At approximately 11:20 AM while on tour with Facility Supervisor, observed that at the entry doors at Patient Cafeteria there was missing ceiling tile, creating a space not provided with sprinkler protection.

The Facility Supervisor confirmed the finding at the time of observation.

Portable Fire Extinguishers

Tag No.: K0355

Based on observation and interview the facility failed to provide fire extinguishers in accordance with LSC Section 19.3.5.12, NFPA 10 Section 6.1.3.10.1. This deficient practice could potentially affect 28 occupants of the facility in the event of a fire where the early suppression of the fire does not occur due to deficient access to portable fire extinguishers.

Findings include:

On 10/31/17, the following observation was made:

At approximately 8:12 AM while on tour with Facility Supervisor, observed that A Mod staff could not easily identify key to open portable fire extinguisher secured cabinet door.

The Facility Supervisor confirmed the finding at the time of observation.

Electrical Systems - Other

Tag No.: K0911

Based on observation and interview the facility failed to provide electrical installation in accordance with NFPA 99 Section 6.3.2.1, NFPA 70 Section 300.11. This deficient practice could potentially affect 26 occupants of the facility in the event of failure of the wiring support system.

Findings include:

On 10/31/17, at approximately 10:00 AM while on tour with Facility Supervisor, observed that near Room S422 there were wiring/cables supported by the suspended ceiling grid.

The Facility Supervisor confirmed the finding at the time of observation.

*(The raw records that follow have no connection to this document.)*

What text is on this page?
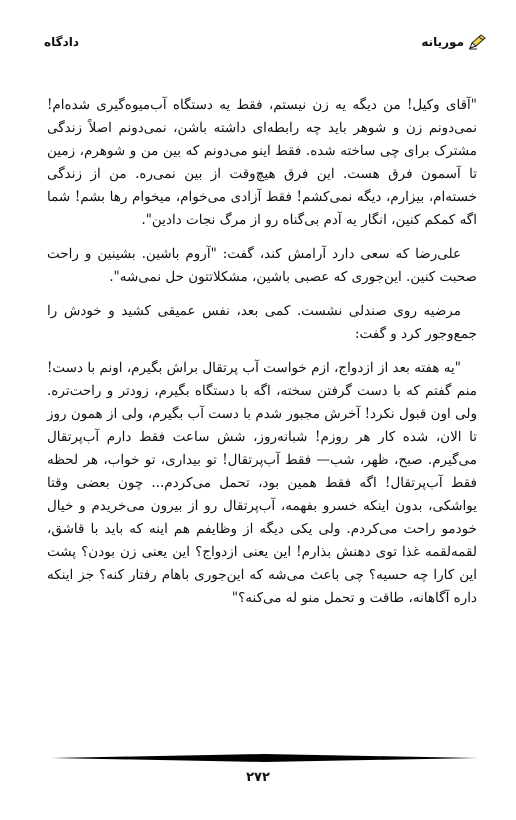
موریانه
دادگاه

"آقای وکیل! من دیگه یه زن نیستم، فقط یه دستگاه آب‌میوه‌گیری شده‌ام! نمی‌دونم زن و شوهر باید چه رابطه‌ای داشته باشن، نمی‌دونم اصلاً زندگی مشترک برای چی ساخته شده. فقط اینو می‌دونم که بین من و شوهرم، زمین تا آسمون فرق هست. این فرق هیچ‌وقت از بین نمی‌ره. من از زندگی خسته‌ام، بیزارم، دیگه نمی‌کشم! فقط آزادی می‌خوام، میخوام رها بشم! شما اگه کمکم کنین، انگار یه آدم بی‌گناه رو از مرگ نجات دادین".

علی‌رضا که سعی دارد آرامش کند، گفت: "آروم باشین. بشینین و راحت صحبت کنین. این‌جوری که عصبی باشین، مشکلاتتون حل نمی‌شه".

مرضیه روی صندلی نشست. کمی بعد، نفس عمیقی کشید و خودش را جمع‌وجور کرد و گفت:

"یه هفته بعد از ازدواج، ازم خواست آب پرتقال براش بگیرم، اونم با دست! منم گفتم که با دست گرفتن سخته، اگه با دستگاه بگیرم، زودتر و راحت‌تره. ولی اون قبول نکرد! آخرش مجبور شدم با دست آب بگیرم، ولی از همون روز تا الان، شده کار هر روزم! شبانه‌روز، شش ساعت فقط دارم آب‌پرتقال می‌گیرم. صبح، ظهر، شب— فقط آب‌پرتقال! تو بیداری، تو خواب، هر لحظه فقط آب‌پرتقال! اگه فقط همین بود، تحمل می‌کردم... چون بعضی وقتا یواشکی، بدون اینکه خسرو بفهمه، آب‌پرتقال رو از بیرون می‌خریدم و خیال خودمو راحت می‌کردم. ولی یکی دیگه از وظایفم هم اینه که باید با قاشق، لقمه‌لقمه غذا توی دهنش بذارم! این یعنی ازدواج؟ این یعنی زن بودن؟ پشت این کارا چه حسیه؟ چی باعث می‌شه که این‌جوری باهام رفتار کنه؟ جز اینکه داره آگاهانه، طاقت و تحمل منو له می‌کنه؟"

۲۷۲
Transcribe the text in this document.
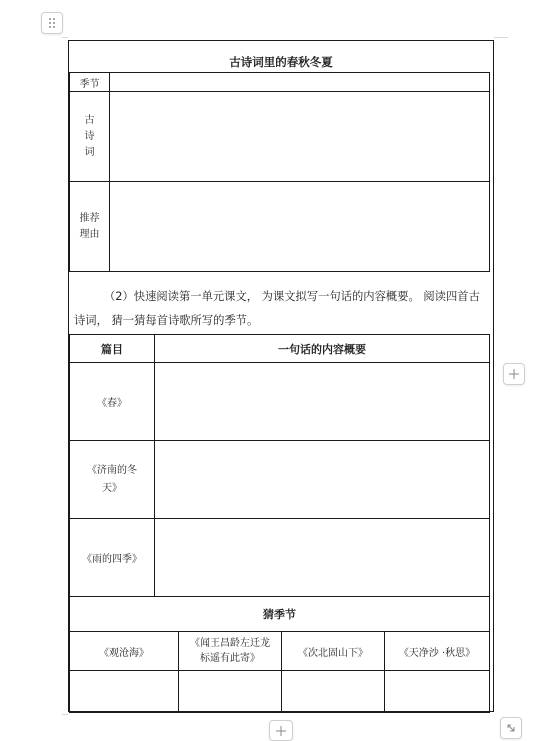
古诗词里的春秋冬夏
季节	

古
诗
词	

推荐
理由	

篇目	一句话的内容概要

《春》	

《济南的冬
天》	

《雨的四季》	

猜季节			

《观沧海》	《闻王昌龄左迁龙
标遥有此寄》	《次北固山下》	《天净沙 ·秋思》

（2）快速阅读第一单元课文， 为课文拟写一句话的内容概要。 阅读四首古
诗词， 猜一猜每首诗歌所写的季节。
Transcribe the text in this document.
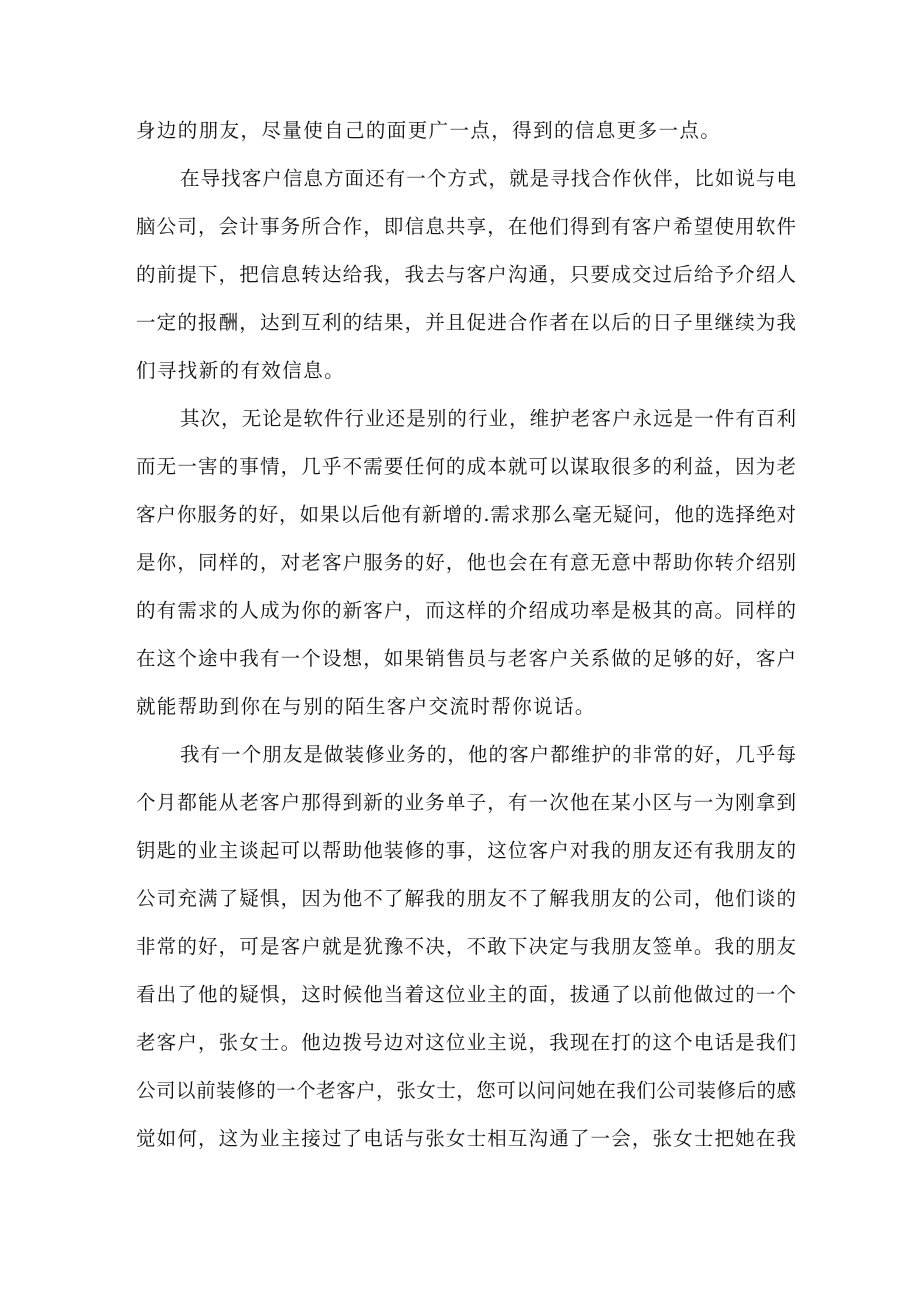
身边的朋友，尽量使自己的面更广一点，得到的信息更多一点。
在导找客户信息方面还有一个方式，就是寻找合作伙伴，比如说与电
脑公司，会计事务所合作，即信息共享，在他们得到有客户希望使用软件
的前提下，把信息转达给我，我去与客户沟通，只要成交过后给予介绍人
一定的报酬，达到互利的结果，并且促进合作者在以后的日子里继续为我
们寻找新的有效信息。
其次，无论是软件行业还是别的行业，维护老客户永远是一件有百利
而无一害的事情，几乎不需要任何的成本就可以谋取很多的利益，因为老
客户你服务的好，如果以后他有新增的.需求那么毫无疑问，他的选择绝对
是你，同样的，对老客户服务的好，他也会在有意无意中帮助你转介绍别
的有需求的人成为你的新客户，而这样的介绍成功率是极其的高。同样的
在这个途中我有一个设想，如果销售员与老客户关系做的足够的好，客户
就能帮助到你在与别的陌生客户交流时帮你说话。
我有一个朋友是做装修业务的，他的客户都维护的非常的好，几乎每
个月都能从老客户那得到新的业务单子，有一次他在某小区与一为刚拿到
钥匙的业主谈起可以帮助他装修的事，这位客户对我的朋友还有我朋友的
公司充满了疑惧，因为他不了解我的朋友不了解我朋友的公司，他们谈的
非常的好，可是客户就是犹豫不决，不敢下决定与我朋友签单。我的朋友
看出了他的疑惧，这时候他当着这位业主的面，拔通了以前他做过的一个
老客户，张女士。他边拨号边对这位业主说，我现在打的这个电话是我们
公司以前装修的一个老客户，张女士，您可以问问她在我们公司装修后的感
觉如何，这为业主接过了电话与张女士相互沟通了一会，张女士把她在我
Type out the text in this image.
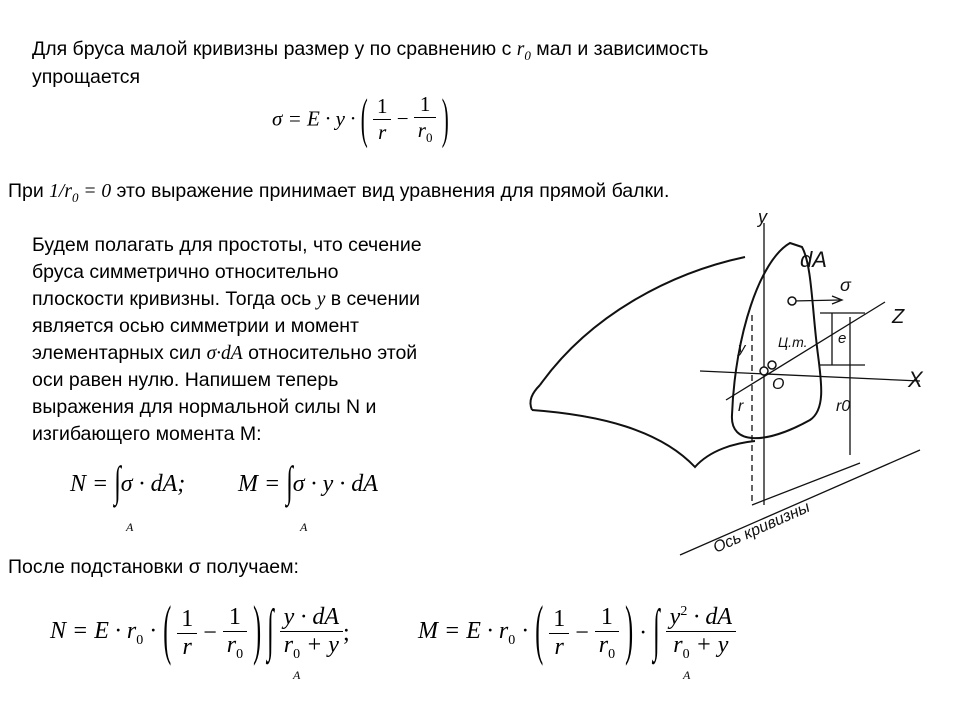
Для бруса малой кривизны размер у по сравнению с $r_0$ мал и зависимость
упрощается
σ = E · y · ( $\frac{1}{r} - \frac{1}{r_0}$ )
При $1/r_0 = 0$ это выражение принимает вид уравнения для прямой балки.
Будем полагать для простоты, что сечение
бруса симметрично относительно
плоскости кривизны. Тогда ось y в сечении
является осью симметрии и момент
элементарных сил σ·dA относительно этой
оси равен нулю. Напишем теперь
выражения для нормальной силы N и
изгибающего момента М:
N = ∫σ · dA;
A
M = ∫σ · y · dA
A
После подстановки σ получаем:
$N = E \cdot r_0$ · ( $\frac{1}{r} - \frac{1}{r_0}$ ) ∫ $\frac{y \cdot dA}{r_0 + y}$ ;
A
$M = E \cdot r_0$ · ( $\frac{1}{r} - \frac{1}{r_0}$ ) · ∫ $\frac{y^2 \cdot dA}{r_0 + y}$
A
y
dA
σ
Z
X
Ц.т.
O
e
y
r	r0
Ось кривизны
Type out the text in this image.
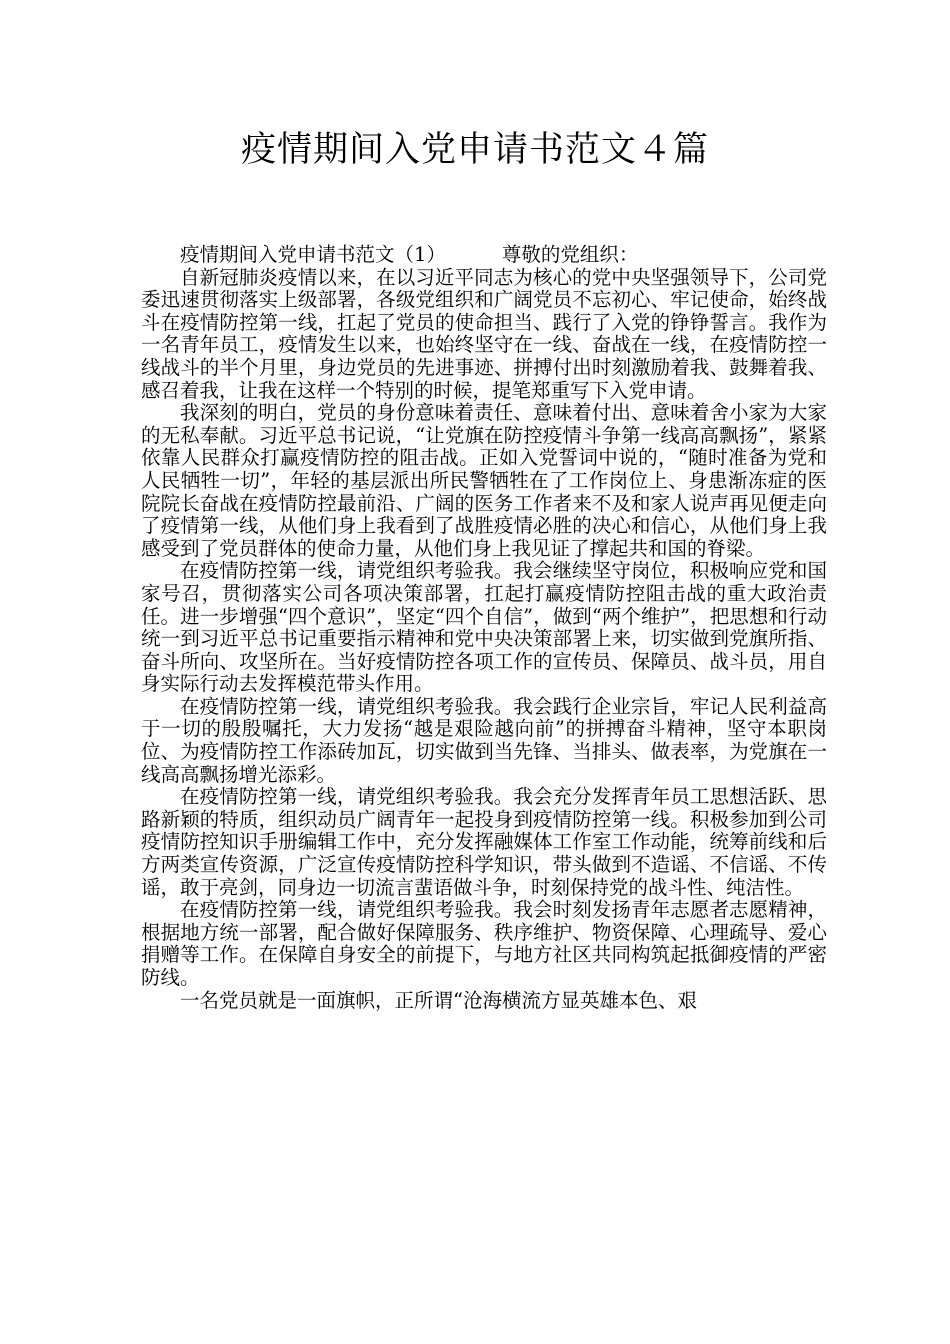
疫情期间入党申请书范文４篇

疫情期间入党申请书范文（1）	尊敬的党组织：

自新冠肺炎疫情以来，在以习近平同志为核心的党中央坚强领导下，公司党委迅速贯彻落实上级部署，各级党组织和广阔党员不忘初心、牢记使命，始终战斗在疫情防控第一线，扛起了党员的使命担当、践行了入党的铮铮誓言。我作为一名青年员工，疫情发生以来，也始终坚守在一线、奋战在一线，在疫情防控一线战斗的半个月里，身边党员的先进事迹、拼搏付出时刻激励着我、鼓舞着我、感召着我，让我在这样一个特别的时候，提笔郑重写下入党申请。

我深刻的明白，党员的身份意味着责任、意味着付出、意味着舍小家为大家的无私奉献。习近平总书记说，“让党旗在防控疫情斗争第一线高高飘扬”，紧紧依靠人民群众打赢疫情防控的阻击战。正如入党誓词中说的，“随时准备为党和人民牺牲一切”，年轻的基层派出所民警牺牲在了工作岗位上、身患渐冻症的医院院长奋战在疫情防控最前沿、广阔的医务工作者来不及和家人说声再见便走向了疫情第一线，从他们身上我看到了战胜疫情必胜的决心和信心，从他们身上我感受到了党员群体的使命力量，从他们身上我见证了撑起共和国的脊梁。

在疫情防控第一线，请党组织考验我。我会继续坚守岗位，积极响应党和国家号召，贯彻落实公司各项决策部署，扛起打赢疫情防控阻击战的重大政治责任。进一步增强“四个意识”，坚定“四个自信”，做到“两个维护”，把思想和行动统一到习近平总书记重要指示精神和党中央决策部署上来，切实做到党旗所指、奋斗所向、攻坚所在。当好疫情防控各项工作的宣传员、保障员、战斗员，用自身实际行动去发挥模范带头作用。

在疫情防控第一线，请党组织考验我。我会践行企业宗旨，牢记人民利益高于一切的殷殷嘱托，大力发扬“越是艰险越向前”的拼搏奋斗精神，坚守本职岗位、为疫情防控工作添砖加瓦，切实做到当先锋、当排头、做表率，为党旗在一线高高飘扬增光添彩。

在疫情防控第一线，请党组织考验我。我会充分发挥青年员工思想活跃、思路新颖的特质，组织动员广阔青年一起投身到疫情防控第一线。积极参加到公司疫情防控知识手册编辑工作中，充分发挥融媒体工作室工作动能，统筹前线和后方两类宣传资源，广泛宣传疫情防控科学知识，带头做到不造谣、不信谣、不传谣，敢于亮剑，同身边一切流言蜚语做斗争，时刻保持党的战斗性、纯洁性。

在疫情防控第一线，请党组织考验我。我会时刻发扬青年志愿者志愿精神，根据地方统一部署，配合做好保障服务、秩序维护、物资保障、心理疏导、爱心捐赠等工作。在保障自身安全的前提下，与地方社区共同构筑起抵御疫情的严密防线。

一名党员就是一面旗帜，正所谓“沧海横流方显英雄本色、艰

Electrical Systems - Essential Electric Syste

Tag No.: K0916

Based on observation and interview the facility failed to provide a remote annunciator in accordance with NFPA 99 Section 6.4.1.1.17. This deficient practice could potentially affect all occupants of the facility in the event that the generators did not function as designed, affecting emergency lighting which would delay egress, and fire pump for fire sprinkler protection to control spread of fire.

Findings include:

On 10/31/17, at approximately 9:30 AM while on tour with Facility Supervisor, observed that there were not clear audible and visible signals of the remote annunciators at a constantly attended location for either of the 2 generator sets.

The Facility Supervisor confirmed the finding at the time of observation.

Electrical Equipment - Power Cords and Extens

Tag No.: K0920

Based on observation and interview the facility failed to provide electrical installation in accordance NFPA 70 Section 400.8. This deficient practice could potentially affect 56 occupants of the facility in the event of a failure of the electrical equipment.

Findings include:

On 10/31/17, the following observations were made:

At approximately 9:00 AM while on tour with Facility Supervisor, observed that in the Activity Therapy Office there was a power strip attached to an extension cord being used in the place of permanent wiring.

At approximately 11:45 AM while on tour with Facility Supervisor, observed that in the Employee Dining Room there was a microwave oven attached to an extension cord being used in the place of permanent wiring.

The findings were confirmed by the Facility Supervisor at the time of observation.